Views from the Pews: We must support the persecuted

Fr Michael Sellers, St Mary and Joseph Catholic Church, Pocklington
Fr Michael Sellers, St Mary and Joseph Catholic Church, Pocklington

On Monday 22 June we celebrate two of our English martyrs, St Thomas More and St John Fisher. They lived at a turbulent time in English history in the reign of Henry VIII.

It is a history well known to many, when a once Catholic country now called Catholics traitors.

Most people kept quiet and went along with the crowd, a few remained faithful, like Thomas More and John Fisher, and paid with their lives.

John Fisher was a local man; born in Beverley he attended the local grammar school before studying for the priesthood at Cambridge.

Both men rose to positions of power and influence; Thomas More as chancellor and John Fisher as bishop of Rochester. Both men were loyal Catholics and loyal Englishmen, as were 99% of their countrymen.

Henry VIII drove a wedge between those two loyalties when he broke with the Church. Every man and woman had to make a choice, deny God and the Faith or be executed.

Throughout the year the Church has special Days of Prayer, for peace, for the sick, for the unemployed, for family life, etc. Monday 22 June is the Day of Prayer for those who suffer persecution.

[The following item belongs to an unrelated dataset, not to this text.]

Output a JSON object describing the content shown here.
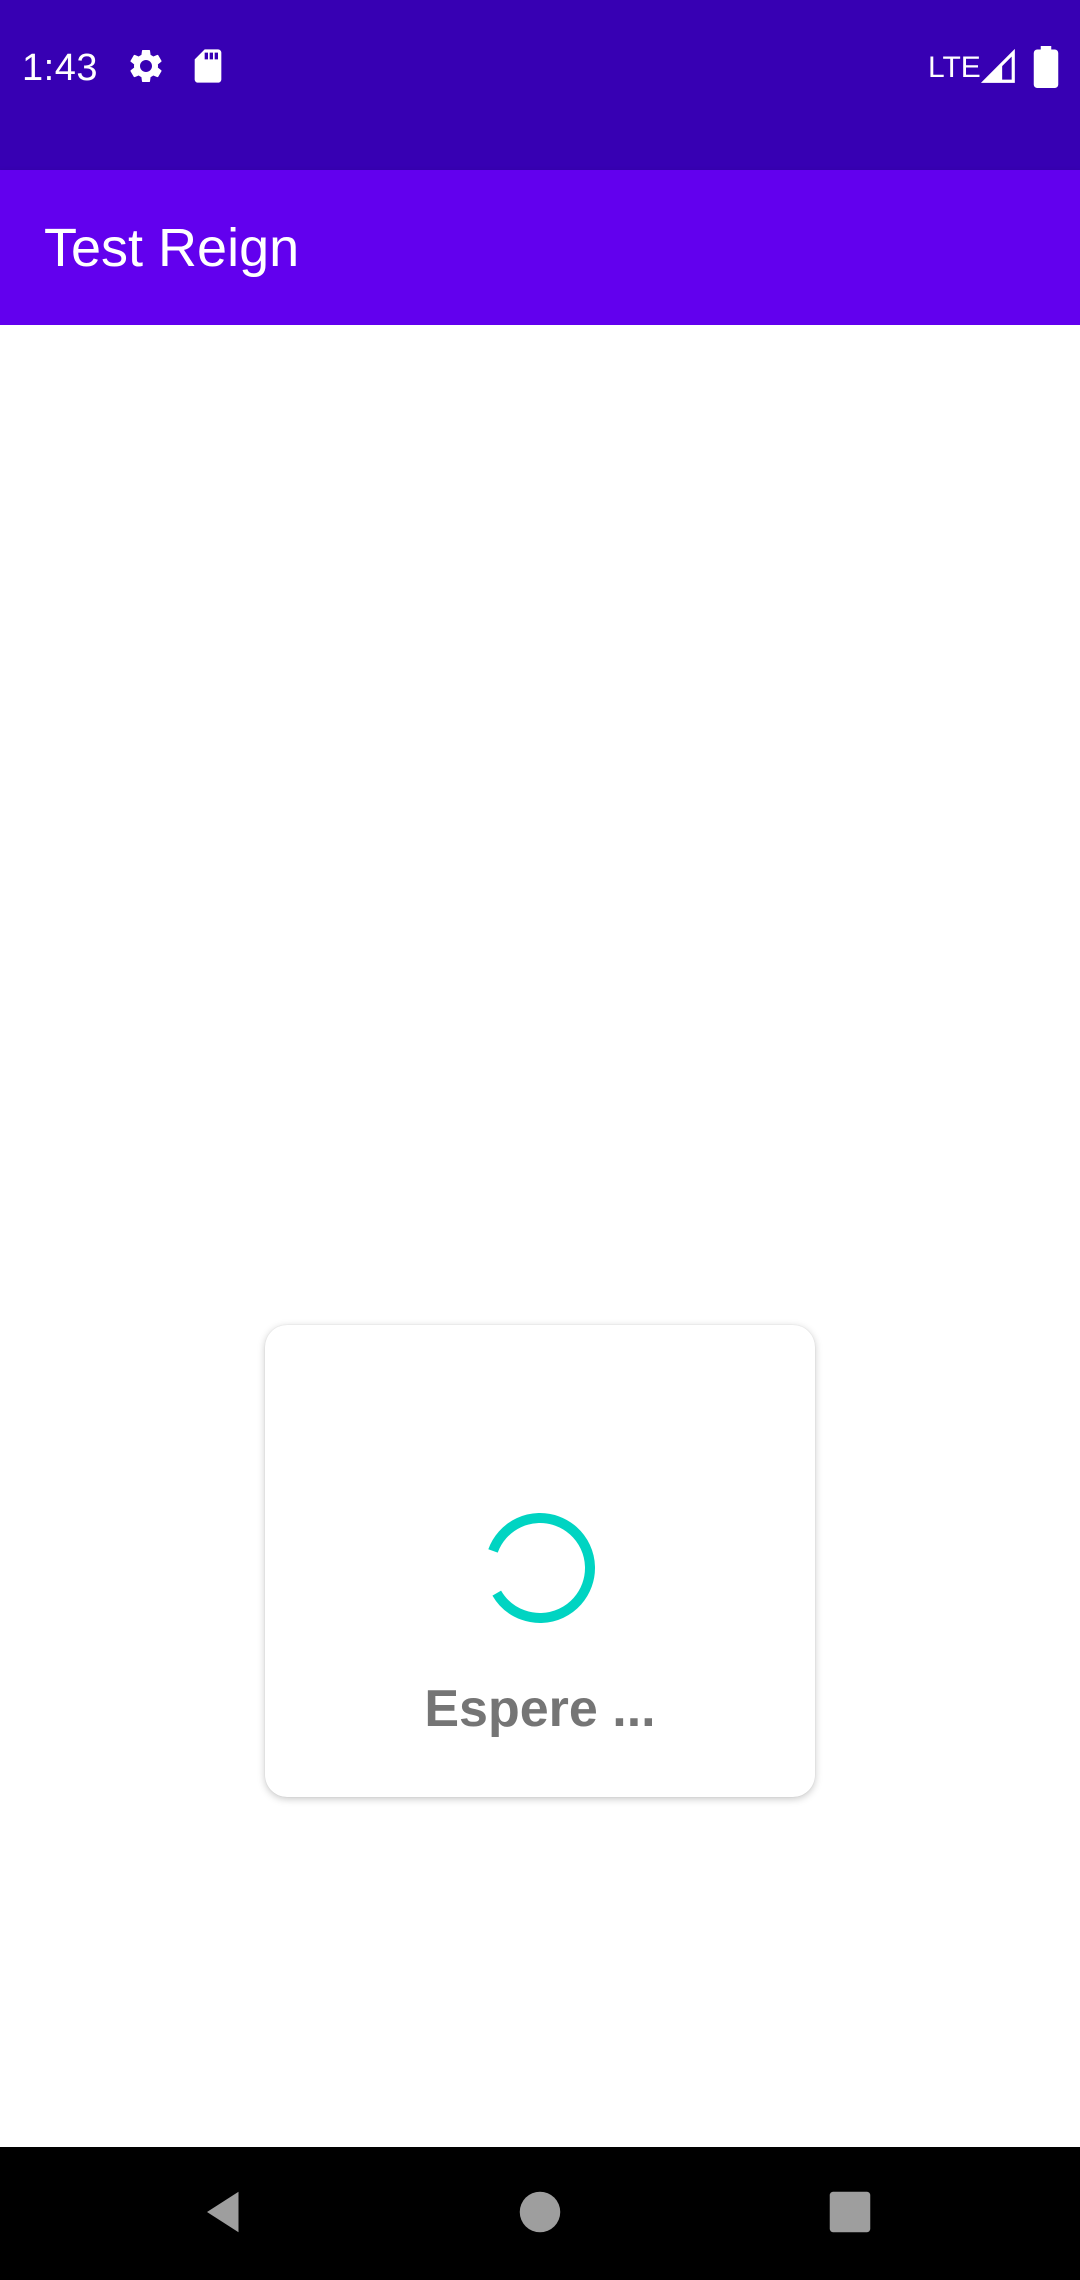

The ancient Christian communities in Iraq, Syria and Lebanon among others are much in our prayers.

Formerly Christians were tolerated, but with the spread of IS, as witnessed in the news, Christians are given a stark choice to deny their faith or leave the country.

The numbers of people displaced by this intolerance is staggering; hundreds of thousands of people have fled, communities have been destroyed and families devastated. This is not to mention those who stay behind and are killed. The Day of Prayer for the persecuted reminds us that this is not just a remembrance of the past.

Many people say that religion should stay out of politics. History shows us where the overlap has caused problems for both sides. But at the same time it is a duty for a Christian to speak out for the persecuted. Every Christian has a right to live by their faith and practise it in their daily lives.

Please spare a thought for the persecuted on 22 June. The vast majority of people want to live their lives and follow their religion in peace and harmony. May the persecuted find the justice and freedom which they seek, and may we all find ways to support and encourage them.